Access can feel stable until it is not. For a period of time, a product may be available, pricing may feel predictable, and the process may become familiar. People start to believe the path they are using will remain open because it has been open for months. Then the market changes.
The compound has not changed. The science has not changed. But the access point changes.
That is what makes shortages so disruptive.
THE ACCESS WINDOW
Shortages can temporarily reshape the market. When an FDA-approved drug is listed as being in shortage, certain compounding pathways may become available under specific legal conditions. This does not mean the compounded version has been FDA-approved. It means the shortage creates a temporary environment where certain forms of compounding may be permitted if the compounder meets applicable requirements.
That distinction matters.
The access exists because the system is under pressure. When the shortage changes, the access structure can change with it.
THE SHIFT
This is why access can feel like it changes overnight. During a shortage, more sources may appear. More pricing options may exist. The market may feel more flexible. People may assume that flexibility is permanent because it becomes part of their routine.

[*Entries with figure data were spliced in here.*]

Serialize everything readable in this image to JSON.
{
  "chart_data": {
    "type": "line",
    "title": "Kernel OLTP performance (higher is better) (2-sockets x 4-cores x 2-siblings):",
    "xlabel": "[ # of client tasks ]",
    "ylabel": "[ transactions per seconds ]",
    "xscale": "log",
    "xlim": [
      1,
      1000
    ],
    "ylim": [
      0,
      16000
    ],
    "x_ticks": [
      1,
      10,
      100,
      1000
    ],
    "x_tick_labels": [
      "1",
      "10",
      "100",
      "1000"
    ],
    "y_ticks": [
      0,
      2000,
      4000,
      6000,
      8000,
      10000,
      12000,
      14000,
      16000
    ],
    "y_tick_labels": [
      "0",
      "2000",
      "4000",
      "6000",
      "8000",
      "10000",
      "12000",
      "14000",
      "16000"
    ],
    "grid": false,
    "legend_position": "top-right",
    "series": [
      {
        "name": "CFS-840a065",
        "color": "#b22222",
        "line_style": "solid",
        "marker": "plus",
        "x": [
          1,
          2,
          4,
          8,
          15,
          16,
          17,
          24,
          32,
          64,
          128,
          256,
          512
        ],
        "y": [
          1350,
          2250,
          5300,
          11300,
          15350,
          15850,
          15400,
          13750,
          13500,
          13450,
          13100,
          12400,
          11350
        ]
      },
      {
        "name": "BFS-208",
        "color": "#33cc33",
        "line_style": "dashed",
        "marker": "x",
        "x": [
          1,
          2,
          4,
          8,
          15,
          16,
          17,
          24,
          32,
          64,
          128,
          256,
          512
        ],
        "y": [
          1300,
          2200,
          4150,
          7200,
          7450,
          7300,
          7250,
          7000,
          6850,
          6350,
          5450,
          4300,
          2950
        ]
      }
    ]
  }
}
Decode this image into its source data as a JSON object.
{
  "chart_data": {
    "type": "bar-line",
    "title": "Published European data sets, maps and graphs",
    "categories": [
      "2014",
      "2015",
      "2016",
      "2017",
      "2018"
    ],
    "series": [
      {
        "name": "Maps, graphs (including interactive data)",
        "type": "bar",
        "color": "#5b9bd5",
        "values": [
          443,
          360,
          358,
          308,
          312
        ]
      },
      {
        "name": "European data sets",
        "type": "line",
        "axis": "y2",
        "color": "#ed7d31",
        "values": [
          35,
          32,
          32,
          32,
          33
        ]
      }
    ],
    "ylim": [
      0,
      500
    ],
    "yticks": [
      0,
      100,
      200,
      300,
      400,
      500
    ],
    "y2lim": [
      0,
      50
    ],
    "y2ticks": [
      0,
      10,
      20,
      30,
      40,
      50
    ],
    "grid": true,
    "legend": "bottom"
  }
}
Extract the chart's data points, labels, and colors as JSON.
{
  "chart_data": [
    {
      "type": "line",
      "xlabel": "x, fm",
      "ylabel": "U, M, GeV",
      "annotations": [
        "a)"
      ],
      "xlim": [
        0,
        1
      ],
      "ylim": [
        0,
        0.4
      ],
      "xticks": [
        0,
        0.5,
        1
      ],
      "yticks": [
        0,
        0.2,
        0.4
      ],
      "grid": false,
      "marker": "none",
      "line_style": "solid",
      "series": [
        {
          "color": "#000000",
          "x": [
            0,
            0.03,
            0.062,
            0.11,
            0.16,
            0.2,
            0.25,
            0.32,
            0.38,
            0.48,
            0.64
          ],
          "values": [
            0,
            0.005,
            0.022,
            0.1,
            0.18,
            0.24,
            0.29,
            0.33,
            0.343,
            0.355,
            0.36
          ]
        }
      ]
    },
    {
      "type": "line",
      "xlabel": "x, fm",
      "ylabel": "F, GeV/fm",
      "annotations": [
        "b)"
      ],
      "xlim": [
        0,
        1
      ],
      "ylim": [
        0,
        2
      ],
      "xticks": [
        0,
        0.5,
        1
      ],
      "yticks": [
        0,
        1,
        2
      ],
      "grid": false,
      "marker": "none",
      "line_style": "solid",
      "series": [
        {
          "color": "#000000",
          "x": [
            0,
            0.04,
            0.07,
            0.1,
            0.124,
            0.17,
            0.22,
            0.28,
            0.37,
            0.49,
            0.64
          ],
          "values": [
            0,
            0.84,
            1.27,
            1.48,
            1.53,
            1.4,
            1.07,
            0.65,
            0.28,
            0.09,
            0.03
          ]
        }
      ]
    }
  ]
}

But shortage-based access is not designed to be permanent.
When supply stabilizes and the FDA determines that a shortage has been resolved, compounders may be required to stop making products that are essentially copies of FDA-approved drugs, subject to specific rules and enforcement timelines. In the semaglutide shortage resolution, the FDA described additional periods of enforcement discretion of 60 days for certain 503A compounders and 90 days for 503B outsourcing facilities.
From the outside, that can feel sudden. A source that was available one month may no longer be available the next. Prices can shift as options contract. People who built their routine around one access pathway may have to start evaluating alternatives.
THE CONFUSION
The confusing part is that the molecule remains recognizable while the system around it changes. This is where many people feel caught off guard. They are not reacting to a change in the science. They are reacting to a change in the legal, supply, and distribution environment around that science.
That is why access is not just a product issue. It is a system issue.
The same compound can move through different access pathways depending on shortage status, regulatory position, supply conditions, and distribution model. When any of those variables change, the person at the end of the chain feels the impact.
What this means
Shortages teach one important lesson: access is not guaranteed just because demand exists.
A source may be available because of a temporary condition. A price may exist because of a temporary market structure. A familiar pathway may depend on rules that can change once supply stabilizes.
The useful question is not only: can I access this today? The better question is: what system is making this access possible, and how stable is that system?
In this market, the compound may remain the same while the door to access changes. That is why understanding the system matters.
In this market, the compound may remain the same while the door to access changes.